Abstract

The feeling of ownership of our limbs is a fundamental aspect of self-consciousness. This experience can be experimentally manipulated by a paradigm based on intersensory correlations. Subjects may acquire feelings of body-ownership of a rubber hand placed in front of them, if the viewed rubber hand and the subject's covered own hand are repeatedly stricken simultaneously. In a previous functional imaging study this “rubber hand illusion“ (RHI) was associated with activity in bilateral premotor, contralateral parietal and cerebellar areas, but which of these activations was essential to the perceptual experience remained unknown. It is also unknown whether RHI is correlated with a disturbance of the primary perceptual experience of body-ownership. To address these questions we correlated the ability to elicit a RHI with lesion location in 60 acute stroke patients. Lesion analysis was performed on diffusion weighted MR imaging using freely available software tools. The presence of anosognosia and asomatognosia was also assessed. RHI was also tested in 120 healthy controls of different age. Ischemic lesions in each patient's diffusion-weighted MRI scan were marked manually as regions of interest (ROI) and transformed to the structural standard space of the MNI152 template by full affine registartion. Right-hemispheric lesions were mirrored across the midline.
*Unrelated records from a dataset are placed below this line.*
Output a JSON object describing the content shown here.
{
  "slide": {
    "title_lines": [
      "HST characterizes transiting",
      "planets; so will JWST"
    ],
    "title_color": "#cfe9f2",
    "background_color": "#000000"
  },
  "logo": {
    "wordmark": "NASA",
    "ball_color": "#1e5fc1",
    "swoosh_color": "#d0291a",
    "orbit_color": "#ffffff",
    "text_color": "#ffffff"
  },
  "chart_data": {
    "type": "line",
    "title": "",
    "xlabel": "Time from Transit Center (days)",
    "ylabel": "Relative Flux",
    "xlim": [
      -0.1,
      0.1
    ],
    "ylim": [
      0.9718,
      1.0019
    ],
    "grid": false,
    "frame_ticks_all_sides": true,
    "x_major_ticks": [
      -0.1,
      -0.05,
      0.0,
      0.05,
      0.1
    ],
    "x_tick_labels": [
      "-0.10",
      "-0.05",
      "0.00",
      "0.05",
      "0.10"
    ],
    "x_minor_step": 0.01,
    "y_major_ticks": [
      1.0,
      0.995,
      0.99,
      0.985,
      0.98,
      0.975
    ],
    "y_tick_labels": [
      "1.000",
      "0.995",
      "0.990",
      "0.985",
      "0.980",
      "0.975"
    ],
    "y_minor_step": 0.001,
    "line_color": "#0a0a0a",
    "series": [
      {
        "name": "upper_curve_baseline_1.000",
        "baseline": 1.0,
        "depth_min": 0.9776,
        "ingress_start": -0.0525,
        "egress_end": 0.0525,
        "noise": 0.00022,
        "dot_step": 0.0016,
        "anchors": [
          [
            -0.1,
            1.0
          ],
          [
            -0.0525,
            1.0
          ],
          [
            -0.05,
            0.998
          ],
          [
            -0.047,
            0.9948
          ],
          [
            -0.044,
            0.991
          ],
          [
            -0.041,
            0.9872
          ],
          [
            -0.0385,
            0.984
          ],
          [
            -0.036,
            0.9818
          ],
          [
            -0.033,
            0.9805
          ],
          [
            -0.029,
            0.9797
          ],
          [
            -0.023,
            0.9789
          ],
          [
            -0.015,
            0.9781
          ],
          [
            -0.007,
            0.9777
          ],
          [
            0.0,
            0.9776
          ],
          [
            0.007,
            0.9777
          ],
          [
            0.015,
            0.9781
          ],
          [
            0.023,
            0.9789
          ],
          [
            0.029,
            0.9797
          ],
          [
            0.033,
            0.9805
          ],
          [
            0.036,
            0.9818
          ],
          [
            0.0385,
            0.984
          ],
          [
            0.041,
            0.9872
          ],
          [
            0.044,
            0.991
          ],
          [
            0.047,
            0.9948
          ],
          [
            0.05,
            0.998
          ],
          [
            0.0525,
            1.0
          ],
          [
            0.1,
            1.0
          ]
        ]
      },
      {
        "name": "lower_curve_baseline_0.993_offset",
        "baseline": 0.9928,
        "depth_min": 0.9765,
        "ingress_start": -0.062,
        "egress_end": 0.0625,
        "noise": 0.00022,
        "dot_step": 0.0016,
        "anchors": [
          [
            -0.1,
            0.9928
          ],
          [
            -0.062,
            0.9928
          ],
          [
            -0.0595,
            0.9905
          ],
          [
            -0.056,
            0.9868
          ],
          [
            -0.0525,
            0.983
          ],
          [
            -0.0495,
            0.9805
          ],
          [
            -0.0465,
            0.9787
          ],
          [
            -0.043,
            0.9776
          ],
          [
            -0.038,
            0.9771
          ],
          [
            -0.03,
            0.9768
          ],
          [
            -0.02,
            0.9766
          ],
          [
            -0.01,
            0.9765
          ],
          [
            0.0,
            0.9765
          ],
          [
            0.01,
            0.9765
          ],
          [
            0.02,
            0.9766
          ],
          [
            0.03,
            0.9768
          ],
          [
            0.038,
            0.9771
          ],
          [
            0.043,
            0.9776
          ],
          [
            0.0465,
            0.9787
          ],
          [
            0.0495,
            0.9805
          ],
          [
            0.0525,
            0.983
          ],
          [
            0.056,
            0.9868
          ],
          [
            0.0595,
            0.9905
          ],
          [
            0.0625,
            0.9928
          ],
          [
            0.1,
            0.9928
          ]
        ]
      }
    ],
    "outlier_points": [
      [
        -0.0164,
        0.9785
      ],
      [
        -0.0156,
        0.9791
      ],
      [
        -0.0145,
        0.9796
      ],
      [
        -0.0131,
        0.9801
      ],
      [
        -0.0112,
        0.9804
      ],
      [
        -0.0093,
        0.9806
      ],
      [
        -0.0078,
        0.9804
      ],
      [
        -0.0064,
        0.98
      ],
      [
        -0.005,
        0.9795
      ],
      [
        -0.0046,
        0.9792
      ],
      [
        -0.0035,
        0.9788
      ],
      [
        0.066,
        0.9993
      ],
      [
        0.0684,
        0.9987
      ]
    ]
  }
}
We used subtraction analysis to outline regions which might be essential for the RHI. In the control group, the illusion occurred in 86% on both sides, in 12% only on one side. There were no significant effects of age, body side or handedness with regard to the probability to elicit a RHI. Of 60 patients, RHI could not be elicited exclusively contralesionally in 8 (13%), and bilaterally in 7 (12%) patients. Loss of RHI did not correlate with asomatognosia or anosognosia. Unilateral loss of RHI was associated with enhanced lesion probability in caudal basal ganglia and in parietal regions while bilateral loss of RHI was associated with enhanced lesion probability in caput of the caudate nucleus, the insula and subcortical regions bordering the premotor area. The results are compatible with a role for premotor area and its connections for generation of the RHI. Because impairment of RHI did not correlate with disturbance of elementary perceptual experience of body ownership different brain regions may contribute to these perceptual experiences.